When my cold was not as severe just yet and I was CRANKED on a pourover with an empty stomach at 2pm yesterday, I walked out to the streets of this renovated historic district and just felt dazed. Actually I felt drunk. My body has been repelling almost all substances this year, so sometimes one (banging good) coffee and a good conversation with the barista in my native language is enough.
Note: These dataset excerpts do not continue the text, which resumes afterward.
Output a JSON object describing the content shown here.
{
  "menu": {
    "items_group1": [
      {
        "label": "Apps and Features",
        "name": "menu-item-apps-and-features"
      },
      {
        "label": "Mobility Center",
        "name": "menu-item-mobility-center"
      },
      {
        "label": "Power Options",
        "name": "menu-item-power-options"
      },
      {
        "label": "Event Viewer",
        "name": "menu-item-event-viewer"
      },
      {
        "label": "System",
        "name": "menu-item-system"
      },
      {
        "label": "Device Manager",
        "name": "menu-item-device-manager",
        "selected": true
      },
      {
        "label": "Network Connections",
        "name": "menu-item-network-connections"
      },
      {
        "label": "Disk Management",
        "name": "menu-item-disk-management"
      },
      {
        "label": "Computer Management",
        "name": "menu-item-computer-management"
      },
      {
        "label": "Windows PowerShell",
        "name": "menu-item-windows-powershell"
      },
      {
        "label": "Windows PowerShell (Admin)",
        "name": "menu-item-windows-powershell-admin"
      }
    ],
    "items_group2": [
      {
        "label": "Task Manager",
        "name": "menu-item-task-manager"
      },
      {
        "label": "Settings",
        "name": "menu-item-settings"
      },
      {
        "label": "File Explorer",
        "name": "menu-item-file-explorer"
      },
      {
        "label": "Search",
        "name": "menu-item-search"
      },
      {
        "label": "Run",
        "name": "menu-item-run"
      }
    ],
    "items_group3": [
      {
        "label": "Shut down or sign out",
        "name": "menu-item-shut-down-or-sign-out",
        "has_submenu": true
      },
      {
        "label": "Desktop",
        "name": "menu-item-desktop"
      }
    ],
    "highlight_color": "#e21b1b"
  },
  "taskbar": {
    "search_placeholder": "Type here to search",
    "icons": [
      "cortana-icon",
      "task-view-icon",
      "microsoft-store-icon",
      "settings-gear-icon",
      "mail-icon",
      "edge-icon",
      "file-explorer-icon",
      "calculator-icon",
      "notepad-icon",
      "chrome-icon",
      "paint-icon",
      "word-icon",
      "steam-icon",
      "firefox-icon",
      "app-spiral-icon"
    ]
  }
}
Once again my appreciation for my home washes over me. How absolutely gorgeous it is. How sunlight looks different in every city. How history feels way less haunting but dignified. It’s almost enough to make me miss Los Angeles less. There’s a whole life waiting for me to be back. A life that is not transient. A life that is not I’m unwillingly alone at a foreign place on a Wednesday afternoon, but everyone can reach me, everyone is entitled to a piece of me—I don’t mean this in a cynical way, it just somehow feels like that.
Top of this week I had my first catchup call with Rio in 4 years. She put it together neatly: it comes down to value differences. Neither me or her can see ourselves living in our home countries long term, despite an inherent connection to our cultures. There are fundamentals that I cannot live with, like how multiple times people told me “we’re just working for a job, it’s so great that you’re still living for a dream,” like how people never greet people serving them or the delivery guy, like how my kindergarten best friend said “we don’t have to talk about it, it’s your 家事 (familial affairs), that’s not something to be talked about anyway” and I felt hurt, like how my dad says he prefers some talentless assholes over people who are genuinely talented in entertainment today, because the talentless assholes are able to be popular, but most talented people are 另类 (othered).
These are small things in China, things that aren’t batting an eye to—that makes me sad on a daily, not too dissimilar from Nashville.